Gavin stroked his mustache smooth. “Well, they have had trouble keeping this position filled. Maybe they are more interested in getting someone who can last it out than has ‘proper’ credentials. Where were you planning to go anyway?”

“East I think. I’ll become Alira Storm again since she is the only legitimate identity I have. I suppose I’ll perform on the Renfaire circuit for awhile.” She finished off the coffee in her cup.

“You’re wasting your talents there.”

“Am I? I seem to recall meeting a certain smithmage at one of these fairs. Though it was true that he wasn’t selling enchanted blades to Muggles only well made Damascus steel.” Prentice pinned him with her sharp eyes.

“One goes where they are appreciated.” Gavin tossed back the last of his coffee and stood up and helped himself to more. “At least many of the Muggles showing up there know enough about Damascus steel to respect the skill in its making. The wizard world has all but forgotten how to use the magic blades much less understand the skill in making them.” Gavin sat down and leaned across the table his hands up imploring, “Look, take the job, spend a year in Scotland. Make a clean break with the Americas. Let the trail grow totally cold here so that they don’t suspect you’re still living.”

“Like they are going to hire a hedgewitch to teach the children of these ancient wizard families,” she said derisively casting her eyes up to the cave’s tall ceiling.

Gavin's open hand slapped the table so hard that the coffee cups jumped in the air. “You are not a hedgewitch,” he said, his voice quiet and controlled though his anger seethed just underneath it. “Your life has been unusual so you didn’t attend school the same way others did, but you were thoroughly educated and you know a great deal about some branches of magic that aren’t even taught in a standard school. Don’t ever think you are inferior. It insults me.”

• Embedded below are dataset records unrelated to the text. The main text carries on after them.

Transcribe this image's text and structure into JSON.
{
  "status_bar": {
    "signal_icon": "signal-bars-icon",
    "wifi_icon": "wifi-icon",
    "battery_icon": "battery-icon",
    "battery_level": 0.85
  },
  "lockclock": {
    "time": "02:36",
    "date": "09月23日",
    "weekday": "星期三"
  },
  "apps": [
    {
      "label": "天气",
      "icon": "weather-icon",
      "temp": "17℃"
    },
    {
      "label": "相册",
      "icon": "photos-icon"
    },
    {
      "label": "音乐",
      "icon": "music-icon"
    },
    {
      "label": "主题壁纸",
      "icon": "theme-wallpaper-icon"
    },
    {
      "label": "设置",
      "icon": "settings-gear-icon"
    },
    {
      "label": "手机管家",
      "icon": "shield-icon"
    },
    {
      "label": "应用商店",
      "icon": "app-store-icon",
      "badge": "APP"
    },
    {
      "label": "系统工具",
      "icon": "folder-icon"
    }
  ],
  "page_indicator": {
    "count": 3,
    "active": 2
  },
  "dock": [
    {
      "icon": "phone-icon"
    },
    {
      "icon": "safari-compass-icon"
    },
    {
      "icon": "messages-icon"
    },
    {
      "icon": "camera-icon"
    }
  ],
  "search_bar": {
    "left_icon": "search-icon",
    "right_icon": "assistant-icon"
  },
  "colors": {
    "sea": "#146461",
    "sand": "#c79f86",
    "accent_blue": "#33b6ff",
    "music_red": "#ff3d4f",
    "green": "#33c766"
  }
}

Prentice looked at the scroll still in her hand. At the bottom in an elegant flowing hand it was signed Albus Percival Brian Dumbledore. “Albus Dumbledore. The Albus Dumbledore who took Grindlewald down?” Prentice’s eyes were wide in amazement.

“The very same, I do believe,” replied Gavin casually shielding a smile behind his coffee cup. “Does that make any difference?”

“Quite a bit actually. Douglas, my first teacher used to speak of him. Seems his father told him many amazing stories of Dumbledore’s efforts to protect England from Grindlewald.” Prentice stared at the scroll in contemplation.

“Irish wasn’t he? Douglas McNeil or something?” said Gavin.

“O’Neal, he was an O’Neal..... Well if that was his real name anyway.” The silence stretched for awhile. “Alright then, say I survive this confrontation, I will go and interview for the job.”

“Good! Now what can I do to make sure you survive it?”